Honestly, it has not quite sunk in fully that I will have killed myself before another year has passed. It is not that I think I will suddenly become a functional human being and able to actually begin the process of transitioning before my self-imposed deadline. It is simply that I haven’t quite been able to come to terms with my own death as of yet. I am sure that as the year continues to tick down the reality of my situation will sink in properly.

I do fully intend to go through with what I say. I have never attempted suicide before or particularly seriously contemplated it outside of an abstract sense, but honestly it’s hard to comprehend a way that I can really keep going as I have. Even for the past several years I have simply existed without any sort of meaning or direction, simply floating along. There has been very little hope or ambition for any sort of future. I had given up long ago. I knew that I was transgender, yet still had no real hope of ever transitioning or ever being happy with myself. To be honest I reached my breaking point long ago, and I knew it. I just never reached the point where I was willing to take extremely drastic actions to deal with my own dissatisfaction.

Now, solely because I have set my own ultimatum, I have at least some sort of resolve to kill myself when the time comes, which I am almost certain that it will. I feel no hope for the future. It is not just my own general hopelessness for the future of humanity, which comes about honestly enough now, but a far more specific hopelessness. I know that I won’t be able to do anything to fix my life. I don’t have the means to do so. I don’t have the will to do so. It’s too late and I’ve already signed my own death warrant even though the warrant won’t be executed for over ten months.

I make this anonymous because this isn’t a call for help, even though it is in a sense. I certainly wish that people could help me and that with help I could actually manage to transition and maybe be happy for once. I know better, though, than to assume that’s actually possible. No, I wish simply to vent my own feelings as stupid and irrational and harmful as they may be, because that’s all that I really have. I’ll be dead within the next year, and I’ll be yet another statistic about transgender suicide, and no one will give a shit. That’s the reality that I see coming, and to the extent that I can at this point, I’ve made peace with it.

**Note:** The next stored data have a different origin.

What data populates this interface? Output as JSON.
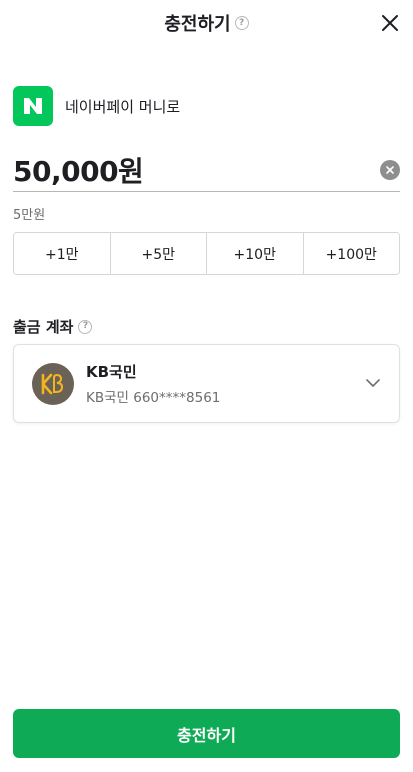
{
  "header": {
    "title": "충전하기",
    "help_icon": "question-circle-icon",
    "close_icon": "close-icon"
  },
  "source": {
    "logo_icon": "naver-n-logo",
    "logo_color": "#03c75a",
    "label": "네이버페이 머니로"
  },
  "amount": {
    "value": "50,000원",
    "hint": "5만원",
    "clear_icon": "clear-circle-icon"
  },
  "quick_buttons": [
    {
      "label": "+1만"
    },
    {
      "label": "+5만"
    },
    {
      "label": "+10만"
    },
    {
      "label": "+100만"
    }
  ],
  "withdraw_account": {
    "section_label": "출금 계좌",
    "help_icon": "question-circle-icon",
    "bank_logo_icon": "kb-bank-logo",
    "bank_name": "KB국민",
    "account_number": "KB국민 660****8561",
    "chevron_icon": "chevron-down-icon"
  },
  "cta": {
    "label": "충전하기",
    "color": "#0faa55"
  }
}
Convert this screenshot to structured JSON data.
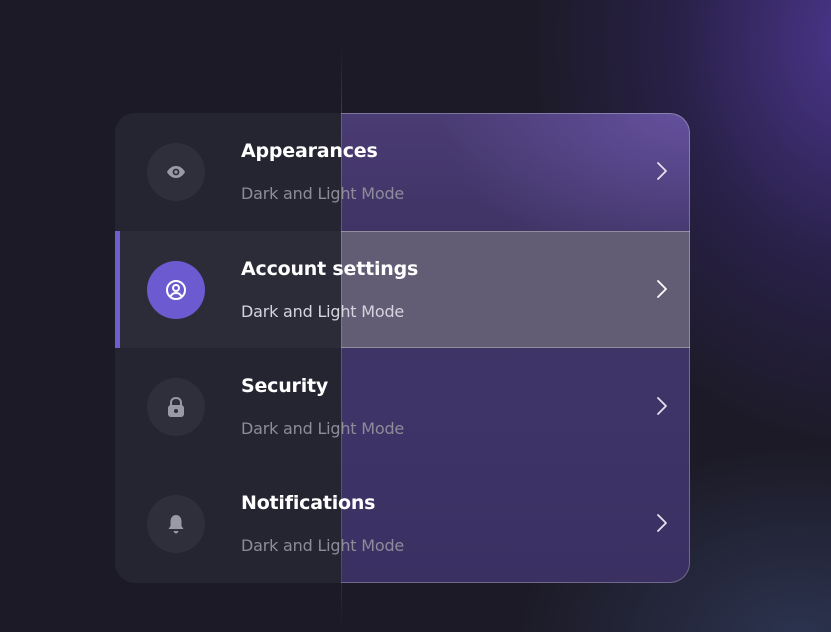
{
  "colors": {
    "accent": "#6c5ad0",
    "background": "#1c1a26",
    "panel": "#252431",
    "title_text": "#ffffff",
    "subtitle_text": "#8e8c9a"
  },
  "menu": {
    "items": [
      {
        "title": "Appearances",
        "subtitle": "Dark and Light Mode",
        "icon": "eye-icon",
        "active": false
      },
      {
        "title": "Account settings",
        "subtitle": "Dark and Light Mode",
        "icon": "user-circle-icon",
        "active": true
      },
      {
        "title": "Security",
        "subtitle": "Dark and Light Mode",
        "icon": "lock-icon",
        "active": false
      },
      {
        "title": "Notifications",
        "subtitle": "Dark and Light Mode",
        "icon": "bell-icon",
        "active": false
      }
    ]
  }
}
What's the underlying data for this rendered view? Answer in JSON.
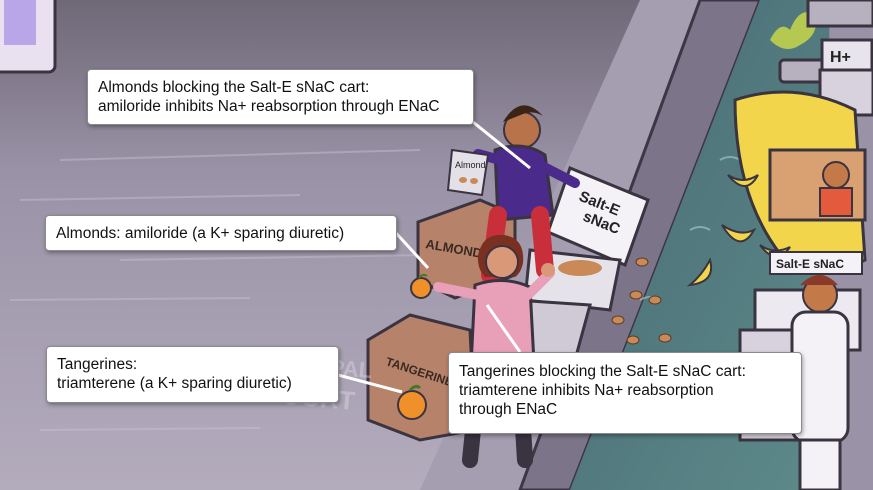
{
  "callouts": [
    {
      "id": "almonds-cart",
      "lines": [
        "Almonds blocking the Salt-E sNaC cart:",
        "amiloride inhibits Na+ reabsorption through ENaC"
      ]
    },
    {
      "id": "almonds",
      "lines": [
        "Almonds: amiloride (a K+ sparing diuretic)"
      ]
    },
    {
      "id": "tangerines",
      "lines": [
        "Tangerines:",
        "triamterene (a K+ sparing diuretic)"
      ]
    },
    {
      "id": "tangerines-cart",
      "lines": [
        "Tangerines blocking the Salt-E sNaC cart:",
        "triamterene inhibits Na+ reabsorption",
        "through ENaC"
      ]
    }
  ],
  "scene_text": {
    "cart_sign_top": "Salt-E",
    "cart_sign_bottom": "sNaC",
    "almonds_box": "ALMONDS",
    "almond_bag": "Almond",
    "tangerines_box": "TANGERINES",
    "back_cart_sign": "Salt-E sNaC",
    "pump_sign": "H+",
    "floor_text_top": "PRINCIPAL",
    "floor_text_bottom": "COURT"
  },
  "colors": {
    "wall": "#8d8599",
    "canal_water": "#4f6f78",
    "callout_bg": "#ffffff",
    "box_brown": "#b7826a",
    "tangerine": "#f0902a",
    "banana": "#f2d54a",
    "man_shirt": "#4a2a8a",
    "woman_shirt": "#e8a0b8"
  }
}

Is this all frightfully self-indulgent? Yes, of course it is. This is all about my own internal conflicts as I make the choice to end my own life even though to some extent I don’t want to, yet I can’t keep living like I am. It’s all about me me me, and for once I’m okay with that. I don’t know. I want to die and yet I don’t, but I know there isn’t really any other future so what other choice do I have? I suppose it’s better to be a cautionary tale to someone else who might benefit than just another lost soul who withers into nothingness.